D’autre part, aucune étude d’intervention n’a montré que la baisse des
triglycérides entraînait une diminution significative de la morbidité
cardiovasculaire. Ce phénomène est seulement suggéré par certaines études.
L’hypo-HDL-émie
est un facteur de risque coronaire le plus souvent associé à une
hypertriglycéridémie, un diabète sucré ou une obésité. Elle justifie et
nécessite la correction de l’hypertriglycéridémie, l’équilibre du diabète,
la correction de la surcharge pondérale. C’est tout particulièrement dans ce
contexte que les thérapeutiques diététiques et la reprise d’une activité
physique ont montré leur efficacité.
Traitements
Le
traitement diététique bien conduit peut permettre d'éviter
l’instauration d'un traitement médicamenteux dans de nombreux cas. Il doit
pour cela être instauré avec une motivation suffisante du
prescripteur et du patient. Les modifications du régime alimentaire ont pour
but essentiellement la diminution de la consommation des graisses d'origine
animale, (acides gras saturés), et la correction pondérale si nécessaire.
Elles doivent être présentées sous forme positive. Le traitement
diététique des dyslipidémies doit être accompagné le plus souvent possible
de conseils visant à corriger une sédentarité excessive : la pratique d’une
heure de marche par jour permet, par exemple, de répondre à cet objectif.
Lorsqu'un traitement médicamenteux est nécessaire, selon le libellé
des AMM , trois classes de médicaments sont indiquées dans le traitement de
différentes dyslipidémies :
statines
hypercholestérolémies
pures ou mixtes
fibrates
hypercholestérolémies
pures et hypertriglycéridémies endogènes, isolées ou associées
colestyramine
hypercholestérolémie
essentielle.
Certains hypolipidémiants ont montré un bénéfice sur la morbidité coronaire
en prévention primaire (gemfibrozil, colestyramine et pravastatine) ou
secondaire (gemfibrozil et pravastatine) (grade A). Mais seuls deux
principes actifs au sein de la classe des statines ont montré une réduction
significative de la mortalité totale, en prévention primaire (pravastatine)

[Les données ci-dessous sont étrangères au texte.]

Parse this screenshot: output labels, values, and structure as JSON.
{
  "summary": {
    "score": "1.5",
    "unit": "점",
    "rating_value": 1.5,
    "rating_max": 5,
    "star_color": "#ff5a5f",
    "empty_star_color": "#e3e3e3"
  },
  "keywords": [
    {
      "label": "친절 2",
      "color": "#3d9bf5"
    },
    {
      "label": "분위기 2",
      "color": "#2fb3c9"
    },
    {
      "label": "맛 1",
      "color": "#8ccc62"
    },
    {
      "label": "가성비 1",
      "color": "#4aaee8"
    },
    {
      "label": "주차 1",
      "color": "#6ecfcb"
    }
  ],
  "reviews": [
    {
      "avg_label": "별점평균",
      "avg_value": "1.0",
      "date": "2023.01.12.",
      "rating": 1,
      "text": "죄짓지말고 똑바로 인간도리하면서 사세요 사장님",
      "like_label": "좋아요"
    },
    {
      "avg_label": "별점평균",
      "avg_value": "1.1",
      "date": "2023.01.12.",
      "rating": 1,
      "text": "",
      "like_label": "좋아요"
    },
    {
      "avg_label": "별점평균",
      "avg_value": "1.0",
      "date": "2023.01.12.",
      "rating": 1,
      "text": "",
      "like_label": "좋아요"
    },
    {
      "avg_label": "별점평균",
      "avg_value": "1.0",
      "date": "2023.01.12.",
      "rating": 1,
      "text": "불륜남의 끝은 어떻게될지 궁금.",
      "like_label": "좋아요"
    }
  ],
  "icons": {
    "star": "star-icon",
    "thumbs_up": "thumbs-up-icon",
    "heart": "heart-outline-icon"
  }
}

ou secondaire (pravastatine et simvastatine) (grade A).
Dans
l’attente de résultats d’études cliniques en cours, il est recommandé de
prescrire des traitements ayant démontré leur efficacité sur des preuves
cliniques (prévention de la survenue d'événements cliniques
cardiovasculaires), par rapport à ceux n’ayant démontré d’efficacité que sur
des critères biologiques.
Une
fois instauré, le traitement médicamenteux, comme le traitement diététique,
doit être poursuivi au long cours, tout en faisant l'objet de réévaluations
périodiques.
Rappelons que la grossesse constitue une non-indication à la prescription
des statines et des fibrates. La prescription d'un hypolipidémiant lors de
la grossesse relève d'un avis spécialisé.
Les
hypolipidémiants, surtout à fortes posologies, exposent à des effets
indésirables : digestifs pour la colestyramine, hépatiques et
musculaires pour les fibrates et les statines. Il convient par ailleurs
d'être vigilant sur le risque d'interactions médicamenteuses dans le cas de
prescription d'associations telles que fibrates + statines, fibrates +
antivitamines K, ou colestyramine + autre médicament. L'association de
plusieurs hypolipidémiants appartenant à la même classe pharmacologique est
illogique, et parfois dangereuse.
(1)
taux : dans ce document le terme de taux sérique signifie concentration
sérique.
(2)
Les dosages lipidiques nécessaires pour l'estimation correcte du
LDL-cholestérol pour la plupart des individus dyslipidémiques sont le dosage
sanguin du cholestérol total, du HDL-cholestérol et TG. On utilise la
formule de Friedewald, applicable pour une triglycéridémie inférieure à 4g/l
: LDL-cholestérol (g/l)= CT(g/l) - [HDL-C(g/l) +TG(g/l)/5]
(3)
Une manière plus rigoureuse d'exprimer ce fait est de constater qu'il
convient de traiter beaucoup plus de sujets à bas risque que de sujets à
haut risque pendant par exemple 5 années pour diminuer d'une unité le nombre
d'évènements coronaires observés pendant ces 5 ans.